Исследование выполнено на приборе хемилюминометре ХЛ-003. Объем пробы составлял 5 мл, использовали медленное перемешивание, температурный режим – 37 °С, время регистрации 30 минут. Для усиления ХЛ добавляли 1 мл рабочего люминола. Люминол (м.в. 177) готовили на диметил сульфоксиде из расчета 10–4 и хранили в холодильнике. Рабочий раствор готовили из маточного раствора разведением на стерильном физиологическом растворе в 1000 раз (рН 7,0–7,2) [5]. Индуктором активации кровяных пластинок служил АДФ в конечной концентрации 6,4×10–7 М, в дозе, используемой для исследования агрегационной способности тромбоцитов.

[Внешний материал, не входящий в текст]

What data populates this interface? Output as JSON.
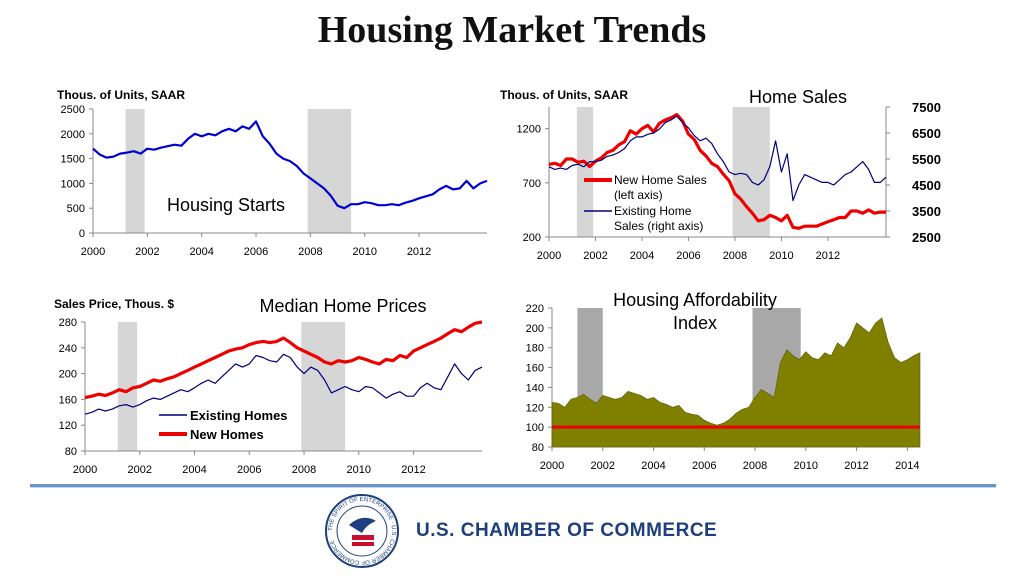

Результаты считывались на компьютере и отображались графически (рисунок). При оценке интенсивности ХЛ учитывали светосумму свечения и максимальную светимость. О генерации активных форм кислорода судили по интенсивности базисной (без люминола), люминолзависимой и АДФ-индуцированной хемилюминесценции тромбоцитов (в присутствии люминола) [4]. На метод собственного свечения тромбоцитов получено авторское свидетельство [5].

pic_2.tif

Хемилюминесценция тромбоцитов: 1 – базисная хемилюминесценция (без люминола); 2 – люминолзависимое свечение тромбоцитов; 3 – АДФ-индуцированная хемилюминесценция тромбоцитов (в присутствии люминола)

Продукты перекисного окисления липидов (ПОЛ) определяли спектрофотометрическим методом в изопропанольной фракции [2]; уровень малонового диальдегида (МДА) определяли в цветной реакции с тиобарбитуровой кислотой [3]; общую антиокислительную активность (ОАО) оценивали по степени подавления липопероксидации in vitro в присутствии суспензии мембран эритроцитов [6].

Статистическая обработка данных проводилась на персональном компьютере с помощью пакета программ Statistica 6, использован непараметрический критерий Манна ‒ Уитни.

Результаты исследования и их обсуждение

Процессы свободнорадикального окисления, протекающие с образованием радикалов RО‒ и RO2‒, можно оценивать посредством измерения хемилюминесценции (ХЛ). Биохемилюминесцентный метод не выступает в качестве прямого количественного метода определения свободных радикалов, методом ХЛ непосредственно определяется не концентрация радикалов, а интенсивность и скорость реакции, в которой они образуются. Метод хемилюминесценции обладает тем преимуществом, что, во-первых, он обычно не связан с изменением хода процессов в растворах, клетках или даже целых тканях, где регистрируется свечение, а во-вторых, весьма чувствителен при обнаружении именно высокореакционных радикалов кислорода [8]. Собственная хемилюминесценция, сопровождающая биохимические реакции в клетках и тканях, обладает, как правило, очень низкой интенсивностью и получила название «сверхслабого свечения». Поэтому применяются специальные вещества, которые усиливают процессы хемилюминесценции. В качестве подобного усилителя применяется люминол – это соединение, вступающее в реакции с образовавшимися активными формами кислорода или органическими свободными радикалами [1].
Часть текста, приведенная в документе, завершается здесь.